La première, ça a été l'assassinat d'un archiduc que personne ne pouvait saquer.

La seconde, ça a été l'élection d'un type dont personne n'avait aimé les peintures.

Et puis la troisième, lorsque le fils du Premier ministre chinois est enlevé par la CIA. Le temps qu'on s'aperçoive que non, c'était une erreur, en fait il s'était enfui avec sa petite amie, le mal était fait : deux bombes nucléaires ont déjà rasé San Francisco et, en représailles, Hong-Kong est devenu le nouveau terrain de jeu des particules radioactives. La France choisit un camp, ce sera les États-Unis. Elle choisit mal. Elle se fait envahir par les Russes deux mois plus tard. Ce n'est que lorsque le président français cède à deux cent quarante-six exigences que le Big Boss de la Russie ne daigne retirer ses troupes.

Sitôt la guerre finie, le président français jette la faute sur les binoclards chauves, et, apparemment, la raison paraît valable à la population qui renonce à une révolution que de toute manière elle avait la flemme de mettre en place.

Manque de bol, les prochaines élections présidentielles commencent à se profiler.

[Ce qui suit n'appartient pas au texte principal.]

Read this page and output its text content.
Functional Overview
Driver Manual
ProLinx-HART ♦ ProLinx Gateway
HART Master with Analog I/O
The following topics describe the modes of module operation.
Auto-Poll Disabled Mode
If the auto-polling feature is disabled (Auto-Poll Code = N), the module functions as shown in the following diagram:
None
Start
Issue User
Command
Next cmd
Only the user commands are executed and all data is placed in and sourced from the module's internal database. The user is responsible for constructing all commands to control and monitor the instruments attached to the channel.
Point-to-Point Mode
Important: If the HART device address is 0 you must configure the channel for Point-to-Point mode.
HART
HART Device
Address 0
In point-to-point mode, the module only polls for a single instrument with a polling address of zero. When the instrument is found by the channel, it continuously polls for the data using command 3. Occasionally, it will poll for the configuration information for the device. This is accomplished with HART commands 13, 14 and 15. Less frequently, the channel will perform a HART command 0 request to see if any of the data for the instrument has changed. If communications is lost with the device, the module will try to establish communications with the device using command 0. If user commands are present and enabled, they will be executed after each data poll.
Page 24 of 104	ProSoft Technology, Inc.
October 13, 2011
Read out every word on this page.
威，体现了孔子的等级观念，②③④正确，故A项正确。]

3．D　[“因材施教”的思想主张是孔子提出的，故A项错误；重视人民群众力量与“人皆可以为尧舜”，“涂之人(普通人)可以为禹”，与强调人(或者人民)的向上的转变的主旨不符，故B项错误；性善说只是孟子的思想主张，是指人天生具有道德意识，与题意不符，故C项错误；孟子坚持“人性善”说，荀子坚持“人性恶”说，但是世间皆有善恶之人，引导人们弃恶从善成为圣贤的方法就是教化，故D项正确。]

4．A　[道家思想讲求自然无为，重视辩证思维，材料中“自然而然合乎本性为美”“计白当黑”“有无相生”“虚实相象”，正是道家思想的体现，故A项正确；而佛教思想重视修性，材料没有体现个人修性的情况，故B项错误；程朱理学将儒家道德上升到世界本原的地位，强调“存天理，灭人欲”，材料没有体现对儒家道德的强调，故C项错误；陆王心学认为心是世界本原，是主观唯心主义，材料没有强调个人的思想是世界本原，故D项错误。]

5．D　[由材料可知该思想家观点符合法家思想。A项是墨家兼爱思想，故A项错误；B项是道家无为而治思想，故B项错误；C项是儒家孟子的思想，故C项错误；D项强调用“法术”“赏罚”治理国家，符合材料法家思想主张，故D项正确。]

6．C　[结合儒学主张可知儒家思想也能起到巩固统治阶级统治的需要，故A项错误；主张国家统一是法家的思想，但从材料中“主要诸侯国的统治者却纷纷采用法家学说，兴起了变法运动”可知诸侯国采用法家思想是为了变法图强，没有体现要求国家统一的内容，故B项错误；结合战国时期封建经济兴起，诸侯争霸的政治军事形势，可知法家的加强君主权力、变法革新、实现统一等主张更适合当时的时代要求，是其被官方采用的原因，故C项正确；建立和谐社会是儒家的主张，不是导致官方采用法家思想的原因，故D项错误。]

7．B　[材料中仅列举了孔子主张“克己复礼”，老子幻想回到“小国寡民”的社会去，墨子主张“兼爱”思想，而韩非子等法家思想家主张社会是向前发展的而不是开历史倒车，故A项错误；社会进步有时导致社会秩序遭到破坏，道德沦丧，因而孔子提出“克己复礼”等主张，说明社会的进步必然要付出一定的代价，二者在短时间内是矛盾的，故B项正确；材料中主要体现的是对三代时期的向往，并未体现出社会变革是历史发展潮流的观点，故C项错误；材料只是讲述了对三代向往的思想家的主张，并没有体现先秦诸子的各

Le président sortant commence à se dire que peut-être le coup des binoclards chauves n'a pas été suffisant ; qu'on lui reprochera d'avoir rejoint et perdu une guerre qui ne le concernait même pas. Il ne manquerait plus que les islamo-gauchistes ne profitent de la situation.

Et puis ce qui n'aurait jamais dû arriver se produit.

Un député du « Rassemblement national » propose le droit de vote pour les défunts. Son argument est le suivant : il serait injuste que les Français morts pour leur pays n'aient pas leur mot à dire sur son nouveau dirigeant.

L'idée plaît aussitôt.

D'un côté, la droite se dit que les soldats pendant la guerre sont essentiellement des patriotes xénophobes – qui plus est, anticommunistes – en faveur d'un monde discipliné, donc des votes faciles. Quant aux compatriotes décédés depuis plusieurs siècles, on les voit mal soutenir un parti qui promeut l'égalité des sexes, le mariage pour tous ou la liberté de religion – ce qu'ils voient sûrement comme des aberrations.

De l'autre côté, la gauche est majoritairement athée. Tout juste trouve-t-on quelques déistes, et encore, ceux-là ne s'en vantent généralement pas. Aussi les leaders de l'opposition décident-ils de négocier leur soutien à la proposition de révision de la Constitution, pensant ne rien avoir à perdre.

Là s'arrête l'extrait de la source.